Na prevenção de infecções oculares graves, como a endoftalmite e a síndrome tóxica do segmento anterior (TASS), a escolha e a correta aplicação do antisséptico pré-operatório são etapas críticas. Apesar da relevância do tema, persistem lacunas importantes no conhecimento dos profissionais e falhas operacionais nas instituições de saúde. Por isso, neste artigo, vamos revisar a literatura atual e as boas práticas recomendadas para a antissepsia ocular, com ênfase nos antissépticos mais utilizados: PVPI e clorexidina.
Evidência científica: o que os estudos mostram?
A povidona-iodo (PVPI) a 5% é considerada o padrão-ouro na preparação pré-operatória do campo ocular. Estudos clínicos e laboratoriais demonstram sua eficácia contra uma gama de microrganismos, incluindo bactérias Gram-positivas e Gram-negativas, vírus e fungos. A aplicação correta no fundo de saco conjuntival e na pele periocular, com tempo mínimo de contato de 3 minutos, está associada a significativa redução da incidência de endoftalmite pós-cirúrgica.
A clorexidina, na concentração de 0,05% ou 0,1%, tem sido utilizada como alternativa em pacientes com contraindicação ao iodo. No entanto, sua eficácia frente a infecções intraoculares ainda carece de robustez científica equivalente. Além disso, o risco de toxicidade ocular, como ceratite ou reação inflamatória, aumenta significativamente em concentrações superiores a 0,1%.
Riscos do uso inadequado
Falhas aparentemente pequenas, como a aplicação do antisséptico apenas na pele — ignorando o fundo de saco conjuntival — ou a manutenção de tempo de contato inferior a um minuto, têm consequências clínicas graves. A reutilização de frascos abertos ou gaze contaminada, ainda presente em diversos serviços, também é vetor importante de infecção.
Outro erro recorrente é o uso do PVPI a 10% diretamente sobre o globo ocular. Essa concentração, indicada para desinfecção de pele, não é segura para contato direto com a mucosa ocular, podendo causar intensa irritação e até lesão tecidual.
Recentemente, a ANVISA publicou a Nota Técnica nº 31/2023, com orientações específicas para procedimentos oftalmológicos em mutirões e ações coletivas de saúde.
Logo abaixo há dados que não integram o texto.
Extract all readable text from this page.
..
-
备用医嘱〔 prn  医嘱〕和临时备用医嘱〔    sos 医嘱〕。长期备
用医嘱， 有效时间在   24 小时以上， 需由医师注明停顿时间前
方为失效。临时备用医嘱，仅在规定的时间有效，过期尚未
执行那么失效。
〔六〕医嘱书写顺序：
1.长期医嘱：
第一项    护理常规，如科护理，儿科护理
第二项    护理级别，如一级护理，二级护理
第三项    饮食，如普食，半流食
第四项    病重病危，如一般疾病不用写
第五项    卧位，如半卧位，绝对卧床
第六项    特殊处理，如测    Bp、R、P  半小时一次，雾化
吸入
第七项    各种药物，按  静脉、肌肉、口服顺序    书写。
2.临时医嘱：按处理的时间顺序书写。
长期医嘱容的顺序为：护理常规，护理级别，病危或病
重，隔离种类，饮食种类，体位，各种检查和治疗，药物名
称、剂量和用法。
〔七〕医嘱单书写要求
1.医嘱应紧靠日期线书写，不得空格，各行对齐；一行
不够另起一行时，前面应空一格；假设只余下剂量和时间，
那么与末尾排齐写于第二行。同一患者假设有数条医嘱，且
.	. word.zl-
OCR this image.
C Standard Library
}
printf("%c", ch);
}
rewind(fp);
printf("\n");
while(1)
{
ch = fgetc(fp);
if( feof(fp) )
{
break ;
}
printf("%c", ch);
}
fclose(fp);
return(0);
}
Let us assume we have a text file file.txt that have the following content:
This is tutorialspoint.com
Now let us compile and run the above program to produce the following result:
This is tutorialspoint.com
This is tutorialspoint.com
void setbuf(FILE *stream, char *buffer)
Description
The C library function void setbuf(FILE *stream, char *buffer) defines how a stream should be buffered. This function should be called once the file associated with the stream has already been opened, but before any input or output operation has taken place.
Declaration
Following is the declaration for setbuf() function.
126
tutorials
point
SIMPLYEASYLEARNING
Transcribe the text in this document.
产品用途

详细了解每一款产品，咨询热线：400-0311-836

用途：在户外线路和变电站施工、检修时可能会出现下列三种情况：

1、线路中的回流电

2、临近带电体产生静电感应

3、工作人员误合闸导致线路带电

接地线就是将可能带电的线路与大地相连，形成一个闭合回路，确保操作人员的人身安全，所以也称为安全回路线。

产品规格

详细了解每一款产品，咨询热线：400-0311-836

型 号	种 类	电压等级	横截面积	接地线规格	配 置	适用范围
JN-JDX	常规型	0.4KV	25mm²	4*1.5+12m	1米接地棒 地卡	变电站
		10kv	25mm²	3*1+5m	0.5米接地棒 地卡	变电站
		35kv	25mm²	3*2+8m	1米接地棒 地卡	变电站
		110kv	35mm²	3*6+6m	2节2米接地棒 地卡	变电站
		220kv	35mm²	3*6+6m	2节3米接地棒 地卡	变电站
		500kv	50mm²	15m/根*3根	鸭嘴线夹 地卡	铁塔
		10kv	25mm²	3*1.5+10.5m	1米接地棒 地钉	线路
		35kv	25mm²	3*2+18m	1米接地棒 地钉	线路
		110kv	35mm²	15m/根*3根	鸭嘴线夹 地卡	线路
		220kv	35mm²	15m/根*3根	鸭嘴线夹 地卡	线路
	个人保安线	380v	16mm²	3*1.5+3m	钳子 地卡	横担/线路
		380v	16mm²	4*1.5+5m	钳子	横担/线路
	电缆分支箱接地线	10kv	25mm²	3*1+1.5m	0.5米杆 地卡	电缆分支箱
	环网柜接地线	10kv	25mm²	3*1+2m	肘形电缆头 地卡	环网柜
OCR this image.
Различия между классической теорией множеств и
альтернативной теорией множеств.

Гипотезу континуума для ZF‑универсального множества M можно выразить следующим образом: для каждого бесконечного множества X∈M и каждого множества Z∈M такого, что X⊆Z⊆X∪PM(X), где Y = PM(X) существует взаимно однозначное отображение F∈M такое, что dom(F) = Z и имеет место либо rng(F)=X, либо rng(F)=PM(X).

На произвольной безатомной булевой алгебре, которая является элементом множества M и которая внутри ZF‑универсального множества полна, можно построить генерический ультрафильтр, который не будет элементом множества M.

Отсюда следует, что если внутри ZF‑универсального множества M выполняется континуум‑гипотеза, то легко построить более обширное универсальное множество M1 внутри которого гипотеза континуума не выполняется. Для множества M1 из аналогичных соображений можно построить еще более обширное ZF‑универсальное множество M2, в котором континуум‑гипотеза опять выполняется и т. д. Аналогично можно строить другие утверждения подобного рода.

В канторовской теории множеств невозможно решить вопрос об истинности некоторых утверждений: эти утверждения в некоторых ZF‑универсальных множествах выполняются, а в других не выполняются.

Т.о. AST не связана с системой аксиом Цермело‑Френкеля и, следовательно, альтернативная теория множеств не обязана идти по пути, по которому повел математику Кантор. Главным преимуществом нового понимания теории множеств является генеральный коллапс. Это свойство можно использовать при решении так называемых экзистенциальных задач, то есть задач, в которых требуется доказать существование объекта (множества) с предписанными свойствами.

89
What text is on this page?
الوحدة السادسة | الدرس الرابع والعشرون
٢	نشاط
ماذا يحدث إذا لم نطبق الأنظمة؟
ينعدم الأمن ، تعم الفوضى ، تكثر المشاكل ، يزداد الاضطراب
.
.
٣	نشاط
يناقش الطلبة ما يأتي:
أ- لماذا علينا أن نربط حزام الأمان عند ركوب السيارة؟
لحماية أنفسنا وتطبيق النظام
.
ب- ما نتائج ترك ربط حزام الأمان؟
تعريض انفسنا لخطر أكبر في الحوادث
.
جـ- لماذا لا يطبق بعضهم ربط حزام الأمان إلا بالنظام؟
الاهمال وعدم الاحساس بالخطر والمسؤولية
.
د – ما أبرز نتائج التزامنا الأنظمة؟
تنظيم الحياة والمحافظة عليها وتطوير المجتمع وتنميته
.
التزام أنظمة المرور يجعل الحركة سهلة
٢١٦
O documento reforça a obrigatoriedade do uso de PVPI no preparo ocular, detalha as exigências para frascos unidose ou multidoses seguros, e determina a necessidade de aplicação no fundo de saco conjuntival, sempre com controle de tempo adequado. Além disso, destaca o papel dos serviços de controle de infecção (SCIH/NCIRAS) na capacitação das equipes, rastreabilidade dos procedimentos e articulação com a vigilância sanitária local. O cumprimento dessas diretrizes é fundamental para prevenir eventos adversos e garantir a segurança do paciente em larga escala.
O papel do SCIH e dos protocolos locais
A Comissão de Controle de Infecção Hospitalar (CCIH) tem papel central na normatização e monitoramento dessas práticas. É responsabilidade do SCIH definir, junto às equipes assistenciais e de farmácia, quais antissépticos serão utilizados, como serão manipulados e qual protocolo deve ser seguido em cada tipo de procedimento oftalmológico. Isso inclui desde cirurgias eletivas até mutirões de catarata, frequentemente associados a surtos por falhas de controle.
Além disso, cabe ao SCIH atuar na capacitação contínua dos profissionais envolvidos, na auditoria de processos e na vigilância ativa de casos suspeitos de infecção ocular pós-procedimento.
A importância da formação especializada
Com o aumento dos procedimentos ambulatoriais e a maior complexidade dos pacientes atendidos, cresce também a necessidade de profissionais capacitados para liderar estratégias de prevenção e controle de IRAS. Uma formação sólida em CCIH permite ao profissional atuar com maior segurança na implementação de protocolos baseados em evidências, na análise crítica de surtos e na interface com diferentes áreas da assistência.